The numbers a and d usually referred to as the numbers of positive and negative matches, respectively. Below are examples of similarity and association measures for binary n-tuples [13]:

Jaccard similarity measure:

$$ S_{J} = \frac{a}{a + b + c} = \frac{{\left| {X \cap Y} \right|}}{{\left| {X \cup Y} \right|}}, $$

Simple Matching similarity measure:

$$ S_{SM} \varvec{ } = \frac{a + d}{a + b + c + d} = \frac{{\left| {X \cap Y} \right| + \left| {\bar{X} \cap \bar{Y}} \right|}}{n}, $$

Hamann coefficient:

$$ A_{H} = \frac{{\left( {a + d} \right) - \left( {b + c} \right)}}{a + b + c + d} = \frac{{\left| {X \cap Y} \right| + \left| {\bar{X} \cap \bar{Y}} \right| - \left| {X \cap \bar{Y}} \right| - \left| {\bar{X} \cap Y} \right|}}{n}, $$

Yule’s Q association coefficient:

$$ A_{Y - Q} \varvec{ } = \frac{ad - bc}{ad + bc} = \frac{{\left| {X \cap Y} \right| \cdot \left| {\bar{X} \cap \bar{Y}} \right| - \left| {X \cap \bar{Y}} \right| \cdot \left| {\bar{X} \cap Y} \right|}}{{\left| {X \cap Y} \right| \cdot \left| {\bar{X} \cap \bar{Y}} \right| + \left| {X \cap \bar{Y}} \right| \cdot \left| {\bar{X} \cap Y} \right|}}. $$

2.2 Real Valued n-Tuples

Consider n-tuples \( x = \left( {x_{1} , \ldots ,x_{n} } \right), \) \( y = \left( {y_{1} , \ldots ,y_{n} } \right) \) with real valued components.
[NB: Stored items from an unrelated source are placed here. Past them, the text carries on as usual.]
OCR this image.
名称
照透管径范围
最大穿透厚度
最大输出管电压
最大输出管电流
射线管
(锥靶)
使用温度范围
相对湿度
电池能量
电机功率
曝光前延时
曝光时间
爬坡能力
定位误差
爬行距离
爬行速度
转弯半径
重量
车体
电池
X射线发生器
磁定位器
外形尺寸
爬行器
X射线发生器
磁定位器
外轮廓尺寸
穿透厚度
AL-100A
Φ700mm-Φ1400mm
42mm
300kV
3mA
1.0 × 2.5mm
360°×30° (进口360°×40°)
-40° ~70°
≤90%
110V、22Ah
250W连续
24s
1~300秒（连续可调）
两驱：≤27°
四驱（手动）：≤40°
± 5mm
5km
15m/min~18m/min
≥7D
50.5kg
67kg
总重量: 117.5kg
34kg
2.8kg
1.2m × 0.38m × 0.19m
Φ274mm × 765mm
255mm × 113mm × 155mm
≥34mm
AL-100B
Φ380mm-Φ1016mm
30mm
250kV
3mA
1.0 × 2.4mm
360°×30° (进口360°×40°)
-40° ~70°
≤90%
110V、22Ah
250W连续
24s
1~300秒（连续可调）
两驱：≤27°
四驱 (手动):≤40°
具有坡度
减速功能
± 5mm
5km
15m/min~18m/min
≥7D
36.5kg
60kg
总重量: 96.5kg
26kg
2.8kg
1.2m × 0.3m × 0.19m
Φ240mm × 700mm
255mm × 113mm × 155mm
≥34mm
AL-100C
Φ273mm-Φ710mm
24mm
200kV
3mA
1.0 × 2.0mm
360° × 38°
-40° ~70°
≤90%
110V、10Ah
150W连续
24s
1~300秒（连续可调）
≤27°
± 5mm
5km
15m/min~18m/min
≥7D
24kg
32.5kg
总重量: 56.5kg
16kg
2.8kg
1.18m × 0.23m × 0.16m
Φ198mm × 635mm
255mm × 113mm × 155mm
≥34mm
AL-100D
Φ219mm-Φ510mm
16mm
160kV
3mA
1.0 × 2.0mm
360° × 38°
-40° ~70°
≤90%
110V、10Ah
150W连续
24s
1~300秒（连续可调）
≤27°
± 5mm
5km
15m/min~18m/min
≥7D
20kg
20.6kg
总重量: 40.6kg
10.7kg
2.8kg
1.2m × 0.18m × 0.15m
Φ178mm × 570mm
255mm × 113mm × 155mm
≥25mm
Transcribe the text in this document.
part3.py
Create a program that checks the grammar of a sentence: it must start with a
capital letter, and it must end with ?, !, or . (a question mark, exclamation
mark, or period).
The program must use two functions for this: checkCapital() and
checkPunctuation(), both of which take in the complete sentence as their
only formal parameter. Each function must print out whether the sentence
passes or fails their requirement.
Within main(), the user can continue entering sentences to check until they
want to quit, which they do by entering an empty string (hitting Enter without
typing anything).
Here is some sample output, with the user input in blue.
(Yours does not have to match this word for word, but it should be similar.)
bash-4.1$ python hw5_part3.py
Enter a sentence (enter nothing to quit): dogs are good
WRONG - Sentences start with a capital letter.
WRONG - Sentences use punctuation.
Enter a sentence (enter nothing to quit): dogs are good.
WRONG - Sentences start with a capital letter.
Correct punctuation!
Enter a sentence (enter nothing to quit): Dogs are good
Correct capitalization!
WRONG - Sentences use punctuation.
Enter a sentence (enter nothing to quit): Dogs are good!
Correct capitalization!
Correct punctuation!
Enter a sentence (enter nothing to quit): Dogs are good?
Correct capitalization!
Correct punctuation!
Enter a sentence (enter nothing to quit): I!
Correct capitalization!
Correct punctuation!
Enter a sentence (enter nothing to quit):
Cosine similarity measure:

$$ cos\left( {x,y} \right) = \frac{{\mathop \sum \nolimits_{i = 1}^{n} x_{i} y_{i} }}{{\sqrt {\mathop \sum \nolimits_{i = 1}^{n} x_{i}^{2} } \sqrt {\mathop \sum \nolimits_{i = 1}^{n} y_{i}^{2} } }}, $$

where \( x_{i} , y_{i} \ge 0 \), \( i = 1, \ldots ,n \).

Pearson’s product-moment correlation coefficient:

$$ r = \frac{{\mathop \sum \nolimits_{i = 1}^{n} \left( {x_{i} - \bar{x}} \right)\left( {y_{i} - \bar{y}} \right)}}{{\sqrt {\mathop \sum \nolimits_{i = 1}^{n} \left( {x_{i} - \bar{x}} \right)^{2} } \sqrt {\mathop \sum \nolimits_{i = 1}^{n} \left( {y_{i} - \bar{y}} \right)^{2} } }}, $$

where \( \bar{x} = \frac{1}{n}\mathop \sum \nolimits_{i = 1}^{n} x_{i} \), \( \bar{y} = \frac{1}{n}\mathop \sum \nolimits_{i = 1}^{n} y_{i}. \)

For both measures, it is supposed that denominators do not equal to zero.

2.3 Rankings

Consider two rankings of n objects \( x = \left( {x_{1} , \ldots ,x_{n} } \right), \) \( y = \left( {y_{1} , \ldots ,y_{n} } \right) \) containing n different integer ranks, \( 1 \le x_{i} ,y_{i} \le n \), i.e. “without ties”.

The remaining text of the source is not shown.